Gravity

‘Gravity manages the considerable feat of creating a feeling of horrific claustrophobia amidst an endless sea of empty space. It’s superbly tense.’ This soul-searching disaster sci-fi deserves all the praise it can get, says a wide-eyed ALEX KEMP.


Before Gravity, no film had ever truly captured weightlessness.

There were recently reports of cinemas warning audience members of possible seasickness before screenings of Captain Phillips; perhaps the same precautions should be taken here. Gravity feels like one tracking continuous shot in which the camera swirls and eddies between the vast chasm of space, the blue beacon of Earth, and the faces of its two lead characters, struck by wonder and alarm. The cuts are entirely seamless, giving the impression that the camera is as wide-eyed and transfixed as the audience.

Our heroes, Dr Stone (Sandra Bullock) and Dr Kowalski (George Clooney) are astronauts cast off into space. Unexpectedly, perhaps – and here comes more irony – they also seem entirely down to Earth. Kowalski’s first thought after the satellite collision is that ‘half of North America just lost their Facebook’. In keeping with the tradition of most great space movies, from Alien to 2001, this film recognises that its characters’ role is to give a sense of perspective. We would feel so much less involved when presented with the grand old sight of the Earth from space, were it not for the fact that somewhere on that orb is our home, replete with the people and things, routines and responsibilities, that once seemed so huge. At one point, Dr Stone makes reference to a tiny accident in her home life, the repercussions of which were as devastating as those of the random calamity that opens the film. It is this drawing of comparisons between the big and the small, this ruthlessly telescopic sensibility, which carries the film.

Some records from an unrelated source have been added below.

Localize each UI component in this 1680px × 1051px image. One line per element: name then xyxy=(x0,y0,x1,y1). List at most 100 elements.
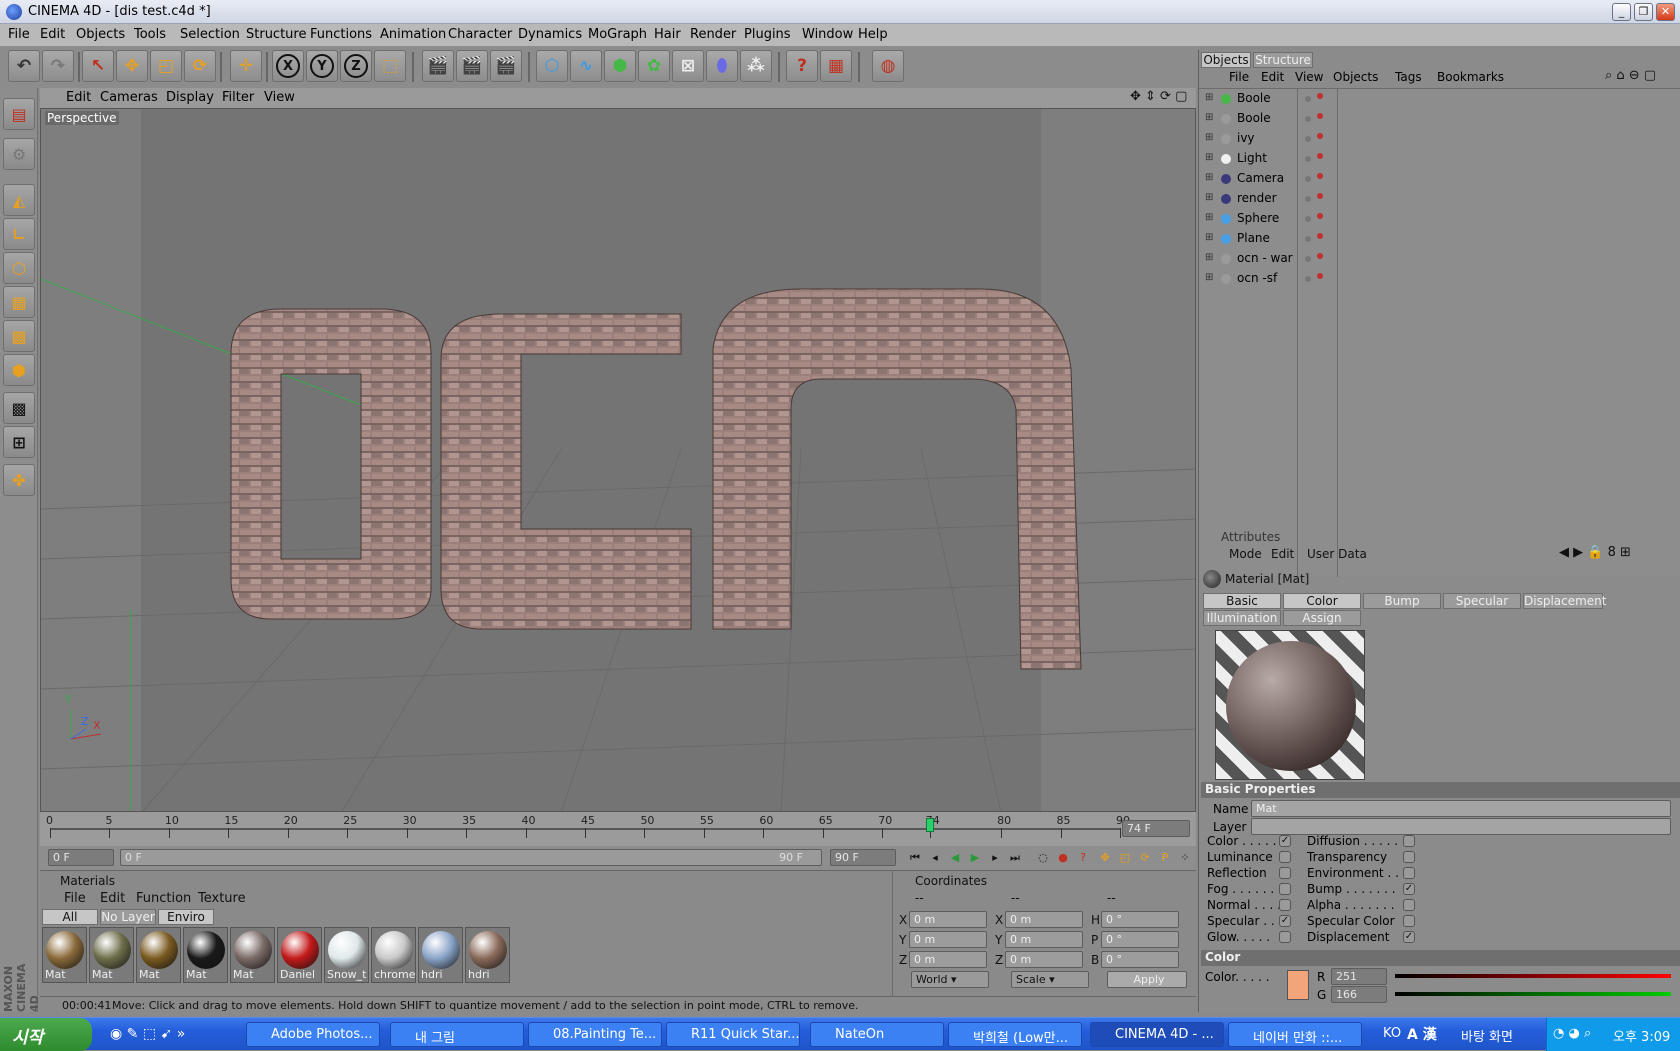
expand-icon[interactable]: ⊞ xyxy=(1205,152,1213,163)
expand-icon[interactable]: ⊞ xyxy=(1205,272,1213,283)
editor-visibility-dot[interactable] xyxy=(1305,216,1311,222)
timeline-ruler[interactable]: 051015202530354045505560657074808590 74 … xyxy=(40,812,1196,846)
cube-object-icon[interactable]: ⬡ xyxy=(536,50,568,82)
channel-checkbox[interactable] xyxy=(1279,851,1291,863)
menu-file[interactable]: File xyxy=(8,27,30,42)
expand-icon[interactable]: ⊞ xyxy=(1205,132,1213,143)
menu-animation[interactable]: Animation xyxy=(380,27,446,42)
editor-visibility-dot[interactable] xyxy=(1305,256,1311,262)
materials-menu-edit[interactable]: Edit xyxy=(100,891,125,906)
attr-tab-displacement[interactable]: Displacement xyxy=(1523,593,1607,609)
render-visibility-dot[interactable] xyxy=(1317,153,1323,159)
taskbar-item[interactable]: 박희철 (Low만... xyxy=(948,1022,1082,1047)
material-swatch[interactable]: chrome xyxy=(371,927,416,983)
rotation-key-icon[interactable]: ⟳ xyxy=(1136,849,1154,867)
object-name[interactable]: Boole xyxy=(1237,91,1271,105)
render-view-icon[interactable]: 🎬 xyxy=(422,50,454,82)
editor-visibility-dot[interactable] xyxy=(1305,196,1311,202)
live-selection-icon[interactable]: ↖ xyxy=(82,50,114,82)
render-settings-icon[interactable]: 🎬 xyxy=(490,50,522,82)
texture-mode-icon[interactable]: ▩ xyxy=(3,392,35,424)
play-backward-icon[interactable]: ◀ xyxy=(946,849,964,867)
spline-icon[interactable]: ∿ xyxy=(570,50,602,82)
material-swatch[interactable]: Snow_t xyxy=(324,927,369,983)
objects-menu-objects[interactable]: Objects xyxy=(1333,70,1378,84)
points-mode-icon[interactable]: ⬡ xyxy=(3,252,35,284)
object-row[interactable]: ⊞ render xyxy=(1199,189,1680,209)
render-visibility-dot[interactable] xyxy=(1317,253,1323,259)
go-to-start-icon[interactable]: ⏮ xyxy=(906,849,924,867)
editor-visibility-dot[interactable] xyxy=(1305,156,1311,162)
tray-icons[interactable]: ◔ ◕ ⌕ xyxy=(1553,1026,1591,1041)
material-swatch[interactable]: hdri xyxy=(465,927,510,983)
r-value-field[interactable]: 251 xyxy=(1331,968,1387,985)
attr-tab-bump[interactable]: Bump xyxy=(1363,593,1441,609)
material-preview[interactable] xyxy=(1215,630,1365,780)
object-name[interactable]: Light xyxy=(1237,151,1267,165)
end-frame-field[interactable]: 90 F xyxy=(830,849,896,866)
object-row[interactable]: ⊞ Sphere xyxy=(1199,209,1680,229)
render-visibility-dot[interactable] xyxy=(1317,113,1323,119)
menu-mograph[interactable]: MoGraph xyxy=(588,27,647,42)
editor-visibility-dot[interactable] xyxy=(1305,96,1311,102)
object-row[interactable]: ⊞ ivy xyxy=(1199,129,1680,149)
material-layer-field[interactable] xyxy=(1251,818,1671,835)
z-axis-lock-icon[interactable]: Z xyxy=(340,50,372,82)
channel-checkbox[interactable] xyxy=(1403,915,1415,927)
pla-key-icon[interactable]: ⁘ xyxy=(1176,849,1194,867)
material-swatch[interactable]: Mat xyxy=(230,927,275,983)
maximize-button[interactable]: ❐ xyxy=(1634,3,1653,21)
editor-visibility-dot[interactable] xyxy=(1305,236,1311,242)
render-visibility-dot[interactable] xyxy=(1317,213,1323,219)
taskbar-item[interactable]: 네이버 만화 ::... xyxy=(1228,1022,1362,1047)
object-name[interactable]: ocn - war xyxy=(1237,251,1293,265)
coord-value-field[interactable]: 0 m xyxy=(909,951,987,968)
material-name-field[interactable]: Mat xyxy=(1251,800,1671,817)
channel-checkbox[interactable]: ✓ xyxy=(1403,931,1415,943)
objects-search-icon[interactable]: ⌕ ⌂ ⊖ ▢ xyxy=(1605,68,1656,83)
taskbar-item[interactable]: CINEMA 4D - ... xyxy=(1090,1022,1224,1047)
attributes-nav-icons[interactable]: ◀ ▶ 🔒 8 ⊞ xyxy=(1559,545,1631,560)
particle-icon[interactable]: ⁂ xyxy=(740,50,772,82)
apply-button[interactable]: Apply xyxy=(1107,971,1187,988)
object-name[interactable]: Plane xyxy=(1237,231,1270,245)
channel-checkbox[interactable]: ✓ xyxy=(1279,915,1291,927)
preview-range-slider[interactable]: 0 F 90 F xyxy=(120,849,822,866)
render-visibility-dot[interactable] xyxy=(1317,93,1323,99)
material-swatch[interactable]: Mat xyxy=(136,927,181,983)
quick-launch-icons[interactable]: ◉ ✎ ⬚ ➹ » xyxy=(110,1026,185,1042)
materials-tab-no-layer[interactable]: No Layer xyxy=(100,909,156,925)
nurbs-icon[interactable]: ⬢ xyxy=(604,50,636,82)
perspective-viewport[interactable]: Perspective Y Z X xyxy=(40,108,1196,812)
objects-menu-bookmarks[interactable]: Bookmarks xyxy=(1437,70,1504,84)
menu-edit[interactable]: Edit xyxy=(40,27,65,42)
menu-plugins[interactable]: Plugins xyxy=(744,27,791,42)
world-axis-icon[interactable]: ✛ xyxy=(230,50,262,82)
expand-icon[interactable]: ⊞ xyxy=(1205,232,1213,243)
help-cursor-icon[interactable]: ? xyxy=(786,50,818,82)
channel-checkbox[interactable] xyxy=(1403,835,1415,847)
attributes-menu-edit[interactable]: Edit xyxy=(1271,547,1294,561)
tab-objects[interactable]: Objects xyxy=(1201,52,1251,68)
r-slider[interactable] xyxy=(1395,974,1671,978)
attr-tab-specular[interactable]: Specular xyxy=(1443,593,1521,609)
taskbar-item[interactable]: 내 그림 xyxy=(390,1022,524,1047)
object-axis-icon[interactable]: ⚙ xyxy=(3,138,35,170)
language-indicator[interactable]: KO xyxy=(1383,1026,1401,1041)
taskbar-item[interactable]: NateOn xyxy=(810,1022,944,1047)
expand-icon[interactable]: ⊞ xyxy=(1205,192,1213,203)
coordinate-mode-dropdown[interactable]: World ▾ xyxy=(911,971,989,988)
parameter-key-icon[interactable]: P xyxy=(1156,849,1174,867)
next-frame-icon[interactable]: ▸ xyxy=(986,849,1004,867)
viewport-menu-view[interactable]: View xyxy=(264,90,295,105)
expand-icon[interactable]: ⊞ xyxy=(1205,212,1213,223)
object-name[interactable]: ocn -sf xyxy=(1237,271,1277,285)
workplane-icon[interactable]: ⊞ xyxy=(3,426,35,458)
materials-menu-function[interactable]: Function xyxy=(136,891,191,906)
object-name[interactable]: Sphere xyxy=(1237,211,1279,225)
color-swatch[interactable] xyxy=(1287,970,1309,1000)
size-mode-dropdown[interactable]: Scale ▾ xyxy=(1011,971,1089,988)
channel-checkbox[interactable] xyxy=(1403,851,1415,863)
expand-icon[interactable]: ⊞ xyxy=(1205,92,1213,103)
objects-menu-tags[interactable]: Tags xyxy=(1395,70,1422,84)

And yet, for all the soul-searching and lingering on vistas, let’s not forget that this is first and foremost a thriller and a disaster movie. Bullock’s breathlessness is infectious, as we are plunged inside her helmet looking out onto sheer spinning blackness. Gravity manages the considerable feat of creating a feeling of horrific claustrophobia amidst an endless sea of empty space. It’s superbly tense. What’s more, the admirably taught running time – a rare thing of late – is well judged; the film never stretches the premise beyond its limits, and daringly restricts itself to the two characters’ story, without losing its nerve by cutting to elsewhere. Personally, I would have liked the film to end ten minutes before it does, at a bleaker but more beautiful point in the film. Yet it would be churlish to argue that this detracts from the film’s achievements – how refreshing it is to find an awards season film that does not out-stay its welcome for a good half hour or more.

Director Alfonso Cuaron (Children of Men and the best Harry Potter film) has crafted a film that marries jaw-clenching action with astonishing visual clout. It’s films like Gravity that make Cambridge’s lack of IMAX screens a real pain in the ass; I saw it soaked through with rain on a cinema screen barely bigger than a telly. It might even be worth leaving the Bubble for the weekend just to track down an IMAX: this film really needs to be seen on a screen as large as possible, with an ear-smacking sound-system and in full 3D. For films as lauded as Gravity, particularly those which have garnered so much buzz even before their release – James Cameron named it ‘the best space film ever done – a critical backlash seems almost inevitable. Let’s hope, though, that the cynics keep their claws in. Gravity deserves all the praise it can get.